For many centuries the discipline of Yoga knew the importance of good breathing for good life. Intuitively we are aware that breathing, when done properly, helps us to control our stress. Yoga teaches us to control our breathing through appropriate asanas (postures), meditation and pranayama (controlled breathing).
Swami Sivananda – Founder Divine Life Society and author of “The Science of Pranayama”
In the West these techniques were brought to the main stream medical awareness, mainly through the seminal publication “Relaxation Response” of Dr Herbert Benson in 1975. The Relaxation Response is defined as your personal ability to make your body release chemicals and brain signals that make your muscles and organs slow down and increases blood flow to the brain [Ref.1]. There are many techniques for developing Relaxation Response or deep relaxation. In the list of techniques deep breathing, meditation and yoga asanas appear prominently. Breath meditation, in which you focus on your breath while seated in a comfortable position , can relieve stress [Ref. 2]. Yoga Nidra and many variants of the same (for example iRest® Yoga Nidra ) are known to provide deep relaxation and relief to PTSD (Post Traumatic Stress Disorder) sufferers [Ref.3].
Deep relaxation, if practiced regularly can strengthen our immune system and bring a host of other medical benefits. For example, relaxation can ease asthma symptoms by widening respiratory passages. In some cases it can help diabetics by reducing the need for insulin [Ref.4] and provide significant relief to chronic pain sufferers. We are slowly understanding the way stress reduction works in promoting good health. Studies show that Relaxation Response elicits gene expression changes in short term and long term practitioners. It is believed that this might be causing long term physiological changes for good [Ref.5]

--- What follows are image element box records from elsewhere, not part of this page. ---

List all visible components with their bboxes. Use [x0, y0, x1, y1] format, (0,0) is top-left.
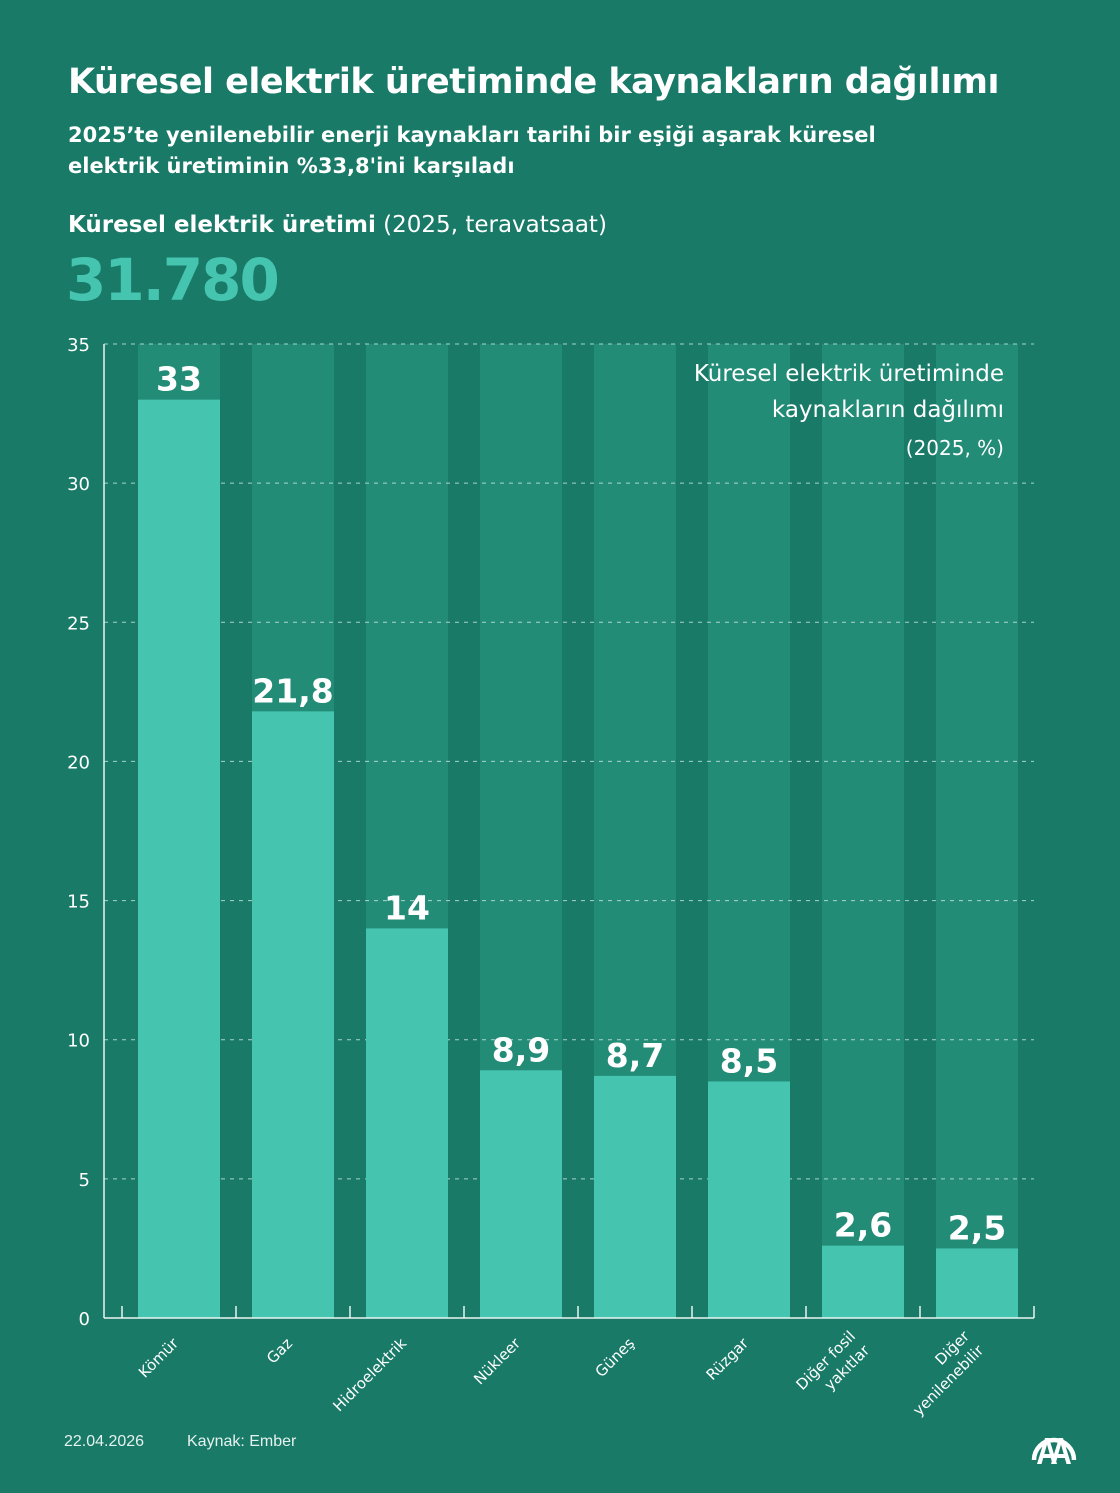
value-label: 8,5	[720, 1041, 778, 1080]
metric-label-unit: (2025, teravatsaat)	[375, 212, 607, 238]
logo-arc	[1031, 1437, 1077, 1461]
bar	[708, 1081, 790, 1318]
column-background	[936, 344, 1018, 1318]
value-label: 21,8	[252, 671, 333, 710]
value-label: 2,5	[948, 1208, 1006, 1247]
y-tick-label: 25	[67, 613, 90, 634]
y-tick-label: 10	[67, 1031, 90, 1052]
y-tick-label: 15	[67, 892, 90, 913]
logo-letter-a-left	[1037, 1438, 1057, 1464]
bar	[366, 928, 448, 1318]
x-tick-labels: Kömür Gaz Hidroelektrik Nükleer Güneş Rüzgar D…	[135, 1327, 988, 1420]
x-tick-label: Gaz	[263, 1334, 296, 1367]
x-tick-label: Kömür	[135, 1334, 183, 1382]
x-tick-label-line: Kömür	[135, 1334, 183, 1382]
value-label: 8,7	[606, 1036, 664, 1075]
bar	[480, 1070, 562, 1318]
x-tick-label: Hidroelektrik	[329, 1334, 410, 1415]
footer-source: Kaynak: Ember	[187, 1433, 297, 1450]
chart-title-line2: kaynakların dağılımı	[772, 397, 1004, 423]
chart-subtitle: (2025, %)	[906, 436, 1004, 460]
x-tick-label-line: Güneş	[592, 1334, 639, 1381]
metric-label: Küresel elektrik üretimi (2025, teravats…	[68, 212, 607, 238]
page-title: Küresel elektrik üretiminde kaynakların …	[68, 62, 999, 102]
x-tick-label: Rüzgar	[703, 1334, 753, 1384]
bars	[138, 399, 1018, 1319]
value-label: 33	[156, 360, 202, 399]
y-tick-label: 5	[79, 1170, 90, 1191]
y-tick-label: 20	[67, 752, 90, 773]
x-tick-label-line: Rüzgar	[703, 1334, 753, 1384]
bar	[594, 1075, 676, 1318]
metric-value: 31.780	[66, 246, 280, 314]
value-label: 2,6	[834, 1206, 892, 1245]
x-tick-label-line: Nükleer	[470, 1334, 524, 1388]
bar	[822, 1245, 904, 1318]
x-tick-label-line: Hidroelektrik	[329, 1334, 410, 1415]
x-tick-label: Nükleer	[470, 1334, 524, 1388]
page-subtitle: 2025’te yenilenebilir enerji kaynakları …	[68, 123, 876, 178]
bar	[936, 1248, 1018, 1318]
y-tick-label: 0	[79, 1309, 90, 1330]
bar-chart: 33 21,8 14 8,9 8,7 8,5 2,6 2,5 Kömür Gaz Hidroele…	[67, 335, 1035, 1420]
footer-date: 22.04.2026	[64, 1433, 145, 1450]
bar	[138, 399, 220, 1319]
chart-title: Küresel elektrik üretiminde kaynakların …	[694, 361, 1004, 460]
aa-logo-icon	[1031, 1437, 1077, 1464]
y-tick-label: 35	[67, 335, 90, 356]
x-tick-label-line: Gaz	[263, 1334, 296, 1367]
bar	[252, 711, 334, 1318]
x-tick-label: Güneş	[592, 1334, 639, 1381]
y-tick-label: 30	[67, 474, 90, 495]
value-label: 14	[384, 888, 430, 927]
logo-letter-a-right	[1051, 1438, 1071, 1464]
value-label: 8,9	[492, 1030, 550, 1069]
y-tick-labels: 0 5 10 15 20 25 30 35	[67, 335, 90, 1330]
axes	[103, 344, 1035, 1319]
chart-title-line1: Küresel elektrik üretiminde	[694, 361, 1004, 387]
column-background	[822, 344, 904, 1318]
value-labels: 33 21,8 14 8,9 8,7 8,5 2,6 2,5	[156, 360, 1006, 1248]
metric-label-strong: Küresel elektrik üretimi	[68, 212, 376, 238]
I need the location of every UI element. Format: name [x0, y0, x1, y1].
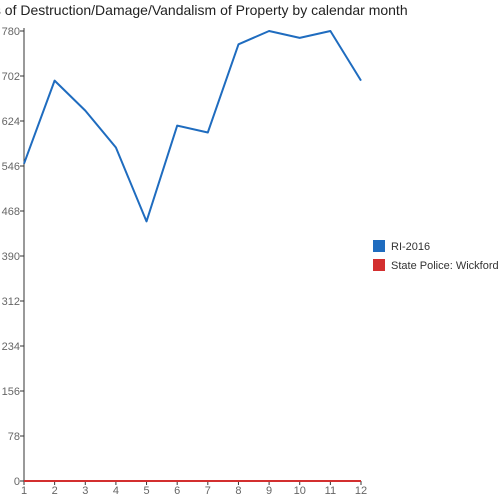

Deep Breathing to control Blood Pressure and hypertension
Probably the most prominent benefit of deep relaxation, achieved through deep and slow breathing amongst other techniques, is in controlling high blood pressure [Ref.6]. These days most of us are always on the run and stressed due to the un-ending need to do more and perfectly all the time. This evokes a strong fight or flight response in us and in this process we often forget how to breathe. That is why we need to develop good breathing techniques and we need to use them instinctively.
Yoga provides a wide range of tools for deep relaxation, including breathing to discipline the mind. Pranayama, the fourth limb of Yoga, is a well-developed and elaborate set of techniques to control prana (the vital life force, including breathing). By practicing pranayama one can quickly transform oneself in terms of attitude and feelings [Ref.7]. It is mind boggling to know that people spend huge amounts of money on drugs to control stress, which is temporary any way, while relaxation techniques are available through proper breathing and yoga. It can be used anywhere and anytime and it is free.
 http://www.med.umich.edu/painresearch/patients/Relaxation.pdf (on Relaxation Response)
 Stankovic,L., 2011, Transforming Trauma: A qualitative feasibility study of integrative restoration (iRest) Yoga Nidra on combat related Post-Traumatic Stress Disorder, Int. J. of Yoga Therapy, 21, p.23-37.
 Dusek et.al., 2008, Genomic counter-stress changes induced by the relaxation response, http://www.ncbi.nlm.nih.gov/pubmed/18596974.
 M. Tiwari, 1995, Secrets of Healing, Lotus Press, Wisconsin, 548p.